By Daniel Griffith, Carnegie Mellon University

A brief description of the growing Natural Gas industry in the Pennsylvania/Appalachian area.  And what implications it has for possible employment and the local economy.


With the recent approval of offshore drilling around the country (mainly in the South Atlantic- off the coast of Virginia and Florida, as well as the Gulf Coast), it is becoming more and more apparent the nation is in dire need of a rapidly diminishing resource: energy.  With that in mind, I look to the local economy, more specifically the Marcellus Shale deposit in the Northeast U.S. (spanning from West Virginia to upstate New York), currently being mined throughout Pennsylvania- and a major economic driver for the Pittsburgh region.

 

Most associate drilling for oil and gas as highly destructive procedures, which quickly degrade the environment and essentially decimate any region which succumbs to the pressure of gas corporations to drill on their land.  We will start by examining the possibilities of the available resources:

 

In January 2008, Penn State University professor Terry Engelder estimated the Marcellus Shale deposits to hold 170 TCF (Trillion cubic feet) of mineable natural gas.
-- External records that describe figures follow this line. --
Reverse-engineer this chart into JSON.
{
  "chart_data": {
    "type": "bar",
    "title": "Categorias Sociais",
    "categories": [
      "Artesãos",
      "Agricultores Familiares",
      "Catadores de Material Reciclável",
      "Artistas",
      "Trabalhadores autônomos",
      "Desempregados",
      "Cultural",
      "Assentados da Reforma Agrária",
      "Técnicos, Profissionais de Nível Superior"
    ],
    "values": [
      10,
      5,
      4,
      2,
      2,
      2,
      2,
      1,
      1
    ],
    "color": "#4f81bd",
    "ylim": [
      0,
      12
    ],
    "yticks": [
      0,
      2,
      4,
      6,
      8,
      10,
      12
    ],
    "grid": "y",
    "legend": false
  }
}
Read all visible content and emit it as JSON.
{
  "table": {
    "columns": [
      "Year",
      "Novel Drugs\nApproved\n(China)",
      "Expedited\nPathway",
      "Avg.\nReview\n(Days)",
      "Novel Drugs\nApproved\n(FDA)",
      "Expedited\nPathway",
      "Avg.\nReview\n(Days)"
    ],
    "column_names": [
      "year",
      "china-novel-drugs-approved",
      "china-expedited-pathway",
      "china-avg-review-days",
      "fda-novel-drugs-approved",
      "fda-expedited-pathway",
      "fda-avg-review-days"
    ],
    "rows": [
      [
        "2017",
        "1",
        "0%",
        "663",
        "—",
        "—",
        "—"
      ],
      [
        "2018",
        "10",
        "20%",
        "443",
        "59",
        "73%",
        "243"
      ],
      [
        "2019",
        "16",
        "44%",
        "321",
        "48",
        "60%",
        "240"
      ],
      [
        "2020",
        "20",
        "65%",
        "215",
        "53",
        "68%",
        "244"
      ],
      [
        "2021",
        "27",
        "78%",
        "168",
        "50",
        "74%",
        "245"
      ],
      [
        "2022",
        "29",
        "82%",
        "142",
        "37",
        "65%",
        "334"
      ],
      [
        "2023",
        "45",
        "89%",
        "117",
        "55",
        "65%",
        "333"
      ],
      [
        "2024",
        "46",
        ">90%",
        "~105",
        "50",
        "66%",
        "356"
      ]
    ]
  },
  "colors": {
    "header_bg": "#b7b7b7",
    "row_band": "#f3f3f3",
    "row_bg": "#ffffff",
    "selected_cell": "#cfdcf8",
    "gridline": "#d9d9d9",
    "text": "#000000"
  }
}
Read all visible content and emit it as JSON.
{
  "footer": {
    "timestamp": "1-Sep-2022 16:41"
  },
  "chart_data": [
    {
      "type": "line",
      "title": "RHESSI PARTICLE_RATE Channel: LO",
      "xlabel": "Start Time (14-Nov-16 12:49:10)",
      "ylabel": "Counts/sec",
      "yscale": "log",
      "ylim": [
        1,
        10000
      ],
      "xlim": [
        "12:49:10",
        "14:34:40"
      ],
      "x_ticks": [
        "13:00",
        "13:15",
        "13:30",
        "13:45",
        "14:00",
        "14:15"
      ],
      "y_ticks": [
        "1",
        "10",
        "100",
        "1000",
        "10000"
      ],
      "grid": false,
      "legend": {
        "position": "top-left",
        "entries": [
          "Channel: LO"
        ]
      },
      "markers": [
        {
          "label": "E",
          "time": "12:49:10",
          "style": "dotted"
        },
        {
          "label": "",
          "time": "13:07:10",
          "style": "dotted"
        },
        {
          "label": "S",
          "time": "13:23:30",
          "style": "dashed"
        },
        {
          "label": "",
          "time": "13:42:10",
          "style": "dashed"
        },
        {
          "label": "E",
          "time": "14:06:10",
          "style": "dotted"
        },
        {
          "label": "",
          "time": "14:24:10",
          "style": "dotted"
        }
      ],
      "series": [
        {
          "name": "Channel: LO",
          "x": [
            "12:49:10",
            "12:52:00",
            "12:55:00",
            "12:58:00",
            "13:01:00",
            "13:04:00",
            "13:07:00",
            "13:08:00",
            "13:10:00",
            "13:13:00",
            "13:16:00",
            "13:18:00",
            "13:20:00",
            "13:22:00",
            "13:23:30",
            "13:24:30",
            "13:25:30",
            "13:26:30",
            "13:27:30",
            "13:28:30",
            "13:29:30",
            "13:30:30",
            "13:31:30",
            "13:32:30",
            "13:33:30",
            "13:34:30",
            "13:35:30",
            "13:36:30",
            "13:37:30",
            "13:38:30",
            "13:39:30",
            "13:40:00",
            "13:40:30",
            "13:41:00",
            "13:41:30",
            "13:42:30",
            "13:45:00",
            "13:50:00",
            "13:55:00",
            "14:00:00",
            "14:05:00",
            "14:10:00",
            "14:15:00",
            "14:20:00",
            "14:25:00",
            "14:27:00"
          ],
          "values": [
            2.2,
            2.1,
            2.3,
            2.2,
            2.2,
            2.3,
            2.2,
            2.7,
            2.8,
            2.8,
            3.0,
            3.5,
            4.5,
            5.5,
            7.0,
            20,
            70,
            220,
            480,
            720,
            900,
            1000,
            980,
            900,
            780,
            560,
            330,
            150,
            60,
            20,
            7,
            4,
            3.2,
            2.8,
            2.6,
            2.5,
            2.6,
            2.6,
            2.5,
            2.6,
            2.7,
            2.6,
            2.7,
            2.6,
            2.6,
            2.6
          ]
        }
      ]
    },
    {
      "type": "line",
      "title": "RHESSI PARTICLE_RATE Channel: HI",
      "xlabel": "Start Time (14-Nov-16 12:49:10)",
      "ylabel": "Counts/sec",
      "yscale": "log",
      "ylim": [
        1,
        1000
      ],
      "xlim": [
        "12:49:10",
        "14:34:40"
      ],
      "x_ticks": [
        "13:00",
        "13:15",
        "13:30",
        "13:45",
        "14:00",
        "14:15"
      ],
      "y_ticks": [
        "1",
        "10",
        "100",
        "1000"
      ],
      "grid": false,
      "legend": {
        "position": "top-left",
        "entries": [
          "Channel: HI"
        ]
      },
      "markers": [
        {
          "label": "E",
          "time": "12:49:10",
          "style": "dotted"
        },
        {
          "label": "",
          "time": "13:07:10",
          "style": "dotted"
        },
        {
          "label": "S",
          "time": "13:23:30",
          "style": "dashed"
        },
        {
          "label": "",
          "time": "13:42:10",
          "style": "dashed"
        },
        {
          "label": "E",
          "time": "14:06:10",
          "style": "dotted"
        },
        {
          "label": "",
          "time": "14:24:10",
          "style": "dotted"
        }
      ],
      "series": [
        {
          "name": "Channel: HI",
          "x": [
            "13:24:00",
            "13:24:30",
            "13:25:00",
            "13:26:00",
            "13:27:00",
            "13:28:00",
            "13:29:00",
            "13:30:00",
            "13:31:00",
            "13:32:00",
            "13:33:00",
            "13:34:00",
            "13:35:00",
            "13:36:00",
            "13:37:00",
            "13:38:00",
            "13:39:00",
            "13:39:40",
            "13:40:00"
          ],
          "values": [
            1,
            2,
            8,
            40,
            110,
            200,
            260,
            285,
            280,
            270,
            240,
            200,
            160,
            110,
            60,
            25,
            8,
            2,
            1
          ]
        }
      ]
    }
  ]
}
To put this number in perspective, according to the U.S. Energy Information Administration (USEIA) in 2009 a total of 20.9 Trillion cubic feet of natural gas was delivered to consumers (with 31 Million for vehicle fuel, 4.7 Billion for private residences, and 3.1 Billion for commercial use- not including power plants).  According to these numbers, if the entire supply is mineable, enough gas could be recovered to satisfy the total national consumption for roughly 8 years.  However, after preliminary drilling results, Engelder updated his results in November 2008 claiming the total mineable region of Marcellus Shale contained 363 TCF of recoverable gas (roughly twice the original estimate).  In this announcement he claimed the entire deposit contained roughly 4,359 TCF of gas – assuming a 30% recovery rate (taking possible future mining technology developments into account) this would provide the U.S. with 1,307 TCF natural gas (3.6x the current mineable quantity).

 

On a more local level, Marcellus Shale has been providing gas companies with profits since drilling began.  CNX (NYSE: CNX) gas corporation, a subsidiary of Consol formed for research and development regarding Marcellus shale, has just completed a new well in the region (named GH2BCV) which has been producing gas for roughly a month (with an average of 4.9 MMcfd natural gas).  This is just one example of the several wells CNX has constructed since late 2008.  One of the main reasons companies have only recently started drilling for Marcellus shale is the low rate of returns.  Natural gas (the primary derivative of Marcellus shale) currently costs $11.59/mcf, which provides producers with positive returns, however once the prices dip below around $7.00, the companies are no longer seeing profits, and it is no longer economically feasible to produce.

 

A lot of controversy has risen lately regarding the environmental effects of drilling, and harvesting natural resources.  The process utilized by all companies mining Marcellus is known as horizontal hydraulic fracturing.  This is comprised of drilling one path vertically downward, curving the path in any direction, 360 degrees, pumping salt water into the drilled hole- fracturing the shale which releases the gas.  This process does minimal destruction to the surface, with the most damage being done by the setting up of the drill platform.  However, shortly after the drill is finished, it can be removed and replaced by a well head, allowing foliage to grow back.  In addition, what to do with wastewater from the drilling procedure has come under question.  As of January 17, 2010, companies mining the shale have subjected themselves to regulation established by the State legislature (working with PennEnvironment).  Using these guidelines, the wastewater is expected to be used as gray water after extensive treatment (only increasing price the price of natural gas by $0.25/barrel).

 

CNX is not the only company vying for a position to continue drilling for natural gas in the Appalachian region, Statoil (NYSE: STO, a Norwegian petroleum producer) on March 26 2010, purchased 59,000 acres of the Marcellus region in order to expanding their drilling operations.  The company expects to pump 50,000 barrels of oil equivalent per day by mid 2012.  Chesapeake Oil (NYSE: CHK) recently announced that its 60 wells combined are producing 100 Million cubic feet a day.  This currently expanding industry is providing more jobs in the region, seeing as the earliest wells were started in 2008.  According to the report issued by Penn State University, drilling for natural gas can create as many as 107,000 jobs in PA alone in 2010.  In addition, more employment would arise from industries such as communications developing after mining (as many of these jobs are expected to be construction as drilling).  As the recession started to set in, natural gas drilling began to grow- offering alternatives to those seeking employment, and providing domestic energy solutions in an effort to curb dependence on imports.